What jurisdiction has this court in such cases? No verdict has been rendered, and the case is still pending. The commissioner may have acted illegally, in discharging the jury. But this court has no authority to re-assemble them. Possibly the plaintiffs’ complaint might be reached by a mandamus, or in some other way; but no such question is before us, and we cannot give a new trial, under the Act *96of 1833, where there has been no trial; and all the proceedings have been, as yet, interlocutory, and to be discussed at the final decision below. Roberts vs. Stagg, N. & McC. 429; 3 McC. 90 ; Savage vs. Brooks, M. S. S. Dec. 1825, 1 Rice Dig. 43-4. It would seem as if the plaintiffs should proceed as if there had been no attempt to try the case, as in other similar cases of a mistrial. This is, however, matter for the consideration of his counsel, not for the court.

But on the other hand, the defendant appeals, because he has not been allowed to withdraw his petition and schedule, after the supposed precipitate discharge of the jury, by the Commissioner of Special Bail, although an issue of fraud had been made. Here, again, it would be enough to say, that the appeal lies not to this court.

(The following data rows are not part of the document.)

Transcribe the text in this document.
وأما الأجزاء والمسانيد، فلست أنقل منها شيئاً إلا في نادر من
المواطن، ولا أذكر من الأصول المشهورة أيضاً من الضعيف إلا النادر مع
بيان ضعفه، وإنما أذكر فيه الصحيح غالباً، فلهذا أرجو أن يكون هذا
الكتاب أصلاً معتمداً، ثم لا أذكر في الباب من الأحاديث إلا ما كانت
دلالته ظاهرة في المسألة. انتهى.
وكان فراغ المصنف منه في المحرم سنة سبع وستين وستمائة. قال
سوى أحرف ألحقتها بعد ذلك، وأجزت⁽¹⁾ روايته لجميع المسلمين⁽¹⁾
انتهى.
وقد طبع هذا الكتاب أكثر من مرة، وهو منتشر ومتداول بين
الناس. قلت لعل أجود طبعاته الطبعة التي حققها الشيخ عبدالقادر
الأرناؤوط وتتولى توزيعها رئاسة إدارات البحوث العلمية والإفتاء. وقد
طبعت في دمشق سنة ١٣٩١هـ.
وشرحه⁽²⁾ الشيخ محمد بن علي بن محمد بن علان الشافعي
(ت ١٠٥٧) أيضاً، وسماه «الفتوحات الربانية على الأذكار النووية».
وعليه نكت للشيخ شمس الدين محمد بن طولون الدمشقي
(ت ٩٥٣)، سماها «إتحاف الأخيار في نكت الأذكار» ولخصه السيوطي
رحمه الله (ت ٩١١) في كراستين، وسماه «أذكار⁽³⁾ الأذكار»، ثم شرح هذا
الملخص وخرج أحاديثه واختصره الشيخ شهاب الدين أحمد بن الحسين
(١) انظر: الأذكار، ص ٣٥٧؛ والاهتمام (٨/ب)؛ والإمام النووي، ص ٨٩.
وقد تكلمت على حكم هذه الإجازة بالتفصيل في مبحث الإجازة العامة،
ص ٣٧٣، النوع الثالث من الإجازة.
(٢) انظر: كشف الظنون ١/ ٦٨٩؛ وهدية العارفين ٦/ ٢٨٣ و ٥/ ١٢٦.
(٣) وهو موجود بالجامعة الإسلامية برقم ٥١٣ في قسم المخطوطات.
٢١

The most inferior tribunal from which no appeal is given, is as sovereign within its proper jurisdiction, as any other court. And, assuredly, the defendant can be at no loss, how to proceed to get a trial, either under the Prison Bounds Act, or else, under the Act of 1833. Or, if his body be unlawfully detained, what is his remedy.

Such suggestions are beside the proper question for this court. Both parties have mistaken their legal remedy, in appealing to this court; and both motions are dismissed.

O’Neall, Evans, Botler and Wardlaw, JJ. concurred.